When Disclosure Isn’t Disclosure
The Hill highlights a problem that we’ve seen far too often with personal financial disclosures. Lawmakers do not always follow the rules in properly filling out these important disclosure forms. More often than not, the public is not privy to the lack of disclosure because oversight is spotty at best. Sometimes it takes an unfortunate story to point out what is lacking from a financial disclosure form:
Rep. Laura Richardson (D-Calif.) could face fines for leaving a heavily indebted mortgage off her financial disclosure statement, according to campaign finance experts.
A review of Richardson’s 2007 financial disclosure shows that she failed to report her Sacramento home mortgage as a liability even though she owed $40,000 more than she paid for the home, which was purchased in January of that year. By the end of 2007, Richardson had accumulated $575,000 in total debt after failing to make payments on her original $535,000 mortgage, according to Sacramento County records.

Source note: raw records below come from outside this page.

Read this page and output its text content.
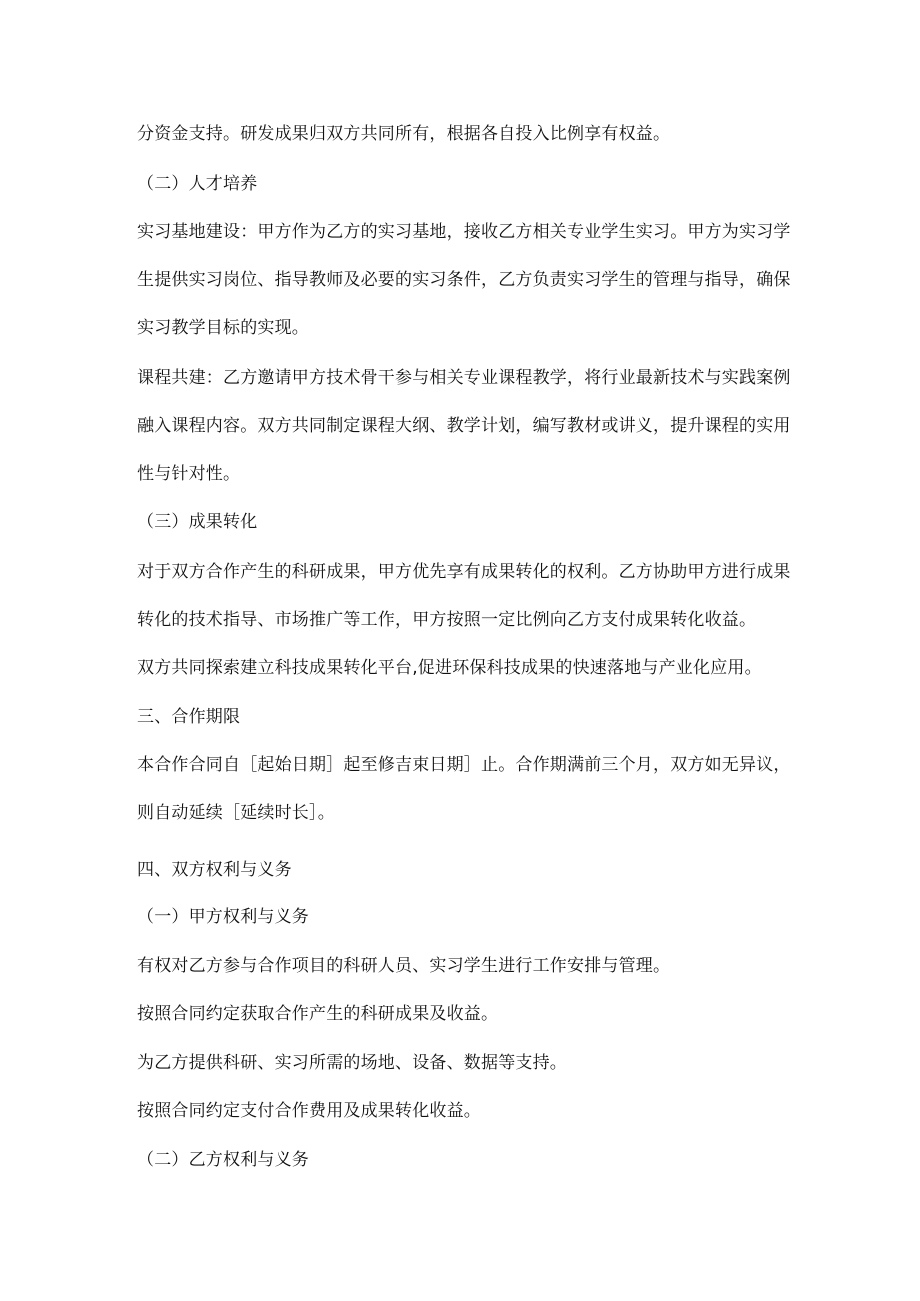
分资金支持。研发成果归双方共同所有，根据各自投入比例享有权益。
（二）人才培养
实习基地建设：甲方作为乙方的实习基地，接收乙方相关专业学生实习。甲方为实习学
生提供实习岗位、指导教师及必要的实习条件，乙方负责实习学生的管理与指导，确保
实习教学目标的实现。
课程共建：乙方邀请甲方技术骨干参与相关专业课程教学，将行业最新技术与实践案例
融入课程内容。双方共同制定课程大纲、教学计划，编写教材或讲义，提升课程的实用
性与针对性。
（三）成果转化
对于双方合作产生的科研成果，甲方优先享有成果转化的权利。乙方协助甲方进行成果
转化的技术指导、市场推广等工作，甲方按照一定比例向乙方支付成果转化收益。
双方共同探索建立科技成果转化平台,促进环保科技成果的快速落地与产业化应用。
三、合作期限
本合作合同自［起始日期］起至修吉束日期］止。合作期满前三个月，双方如无异议，
则自动延续［延续时长］。
四、双方权利与义务
（一）甲方权利与义务
有权对乙方参与合作项目的科研人员、实习学生进行工作安排与管理。
按照合同约定获取合作产生的科研成果及收益。
为乙方提供科研、实习所需的场地、设备、数据等支持。
按照合同约定支付合作费用及成果转化收益。
（二）乙方权利与义务
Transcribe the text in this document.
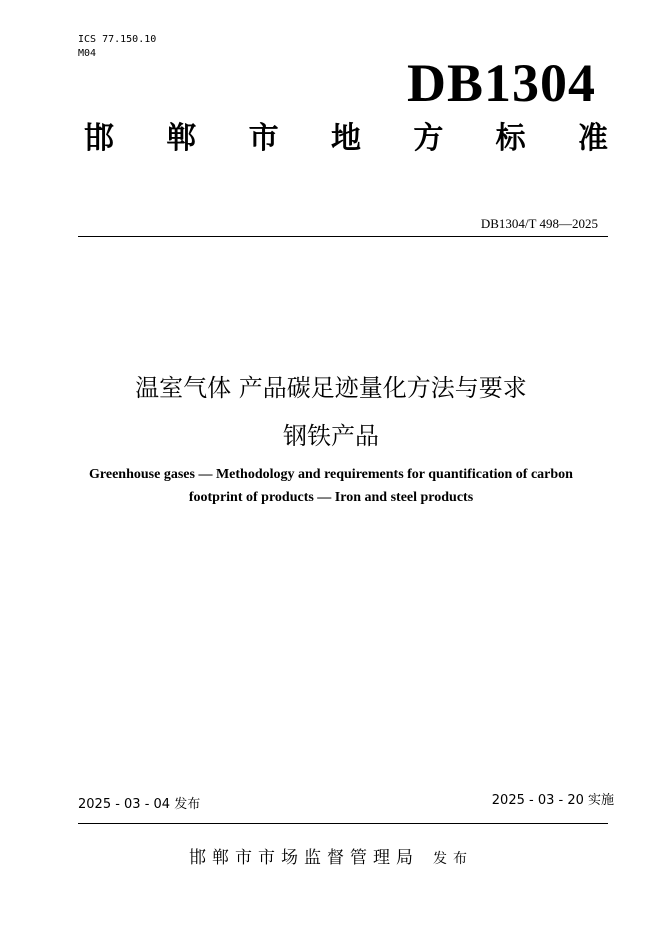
ICS 77.150.10
M04	DB1304
邯 郸 市 地 方 标 准
DB1304/T 498—2025
温室气体 产品碳足迹量化方法与要求
钢铁产品
Greenhouse gases — Methodology and requirements for quantification of carbon
footprint of products — Iron and steel products
2025 - 03 - 04 发布	2025 - 03 - 20 实施
邯郸市市场监督管理局 发布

Financial disclosure laws require members of Congress to report home mortgages as liabilities if indebtedness exceeds the purchase prices of the item.
Normally, lawmakers are not required to list their personal homes or the mortgages they carry on that house. Richardson’s case, emblematic of a larger trend in contemporary American society, is different.
Personal financial disclosure forms are some of the most unreliable disclosure documents filed in Congress. Assets and liabilities are listed in value ranges, not exact numbers; information is left off, sometimes vitally important; sections are filled out incorrectly. Congress needs to reevaluate personal financial disclosure forms for future years with accuracy and transparency as fundamental values in crafting new forms. This should start with the oversight bodies, the Ethics Committees, who can provide leadership to the support bodies of the Clerk of the House and the Secretary of the Senate.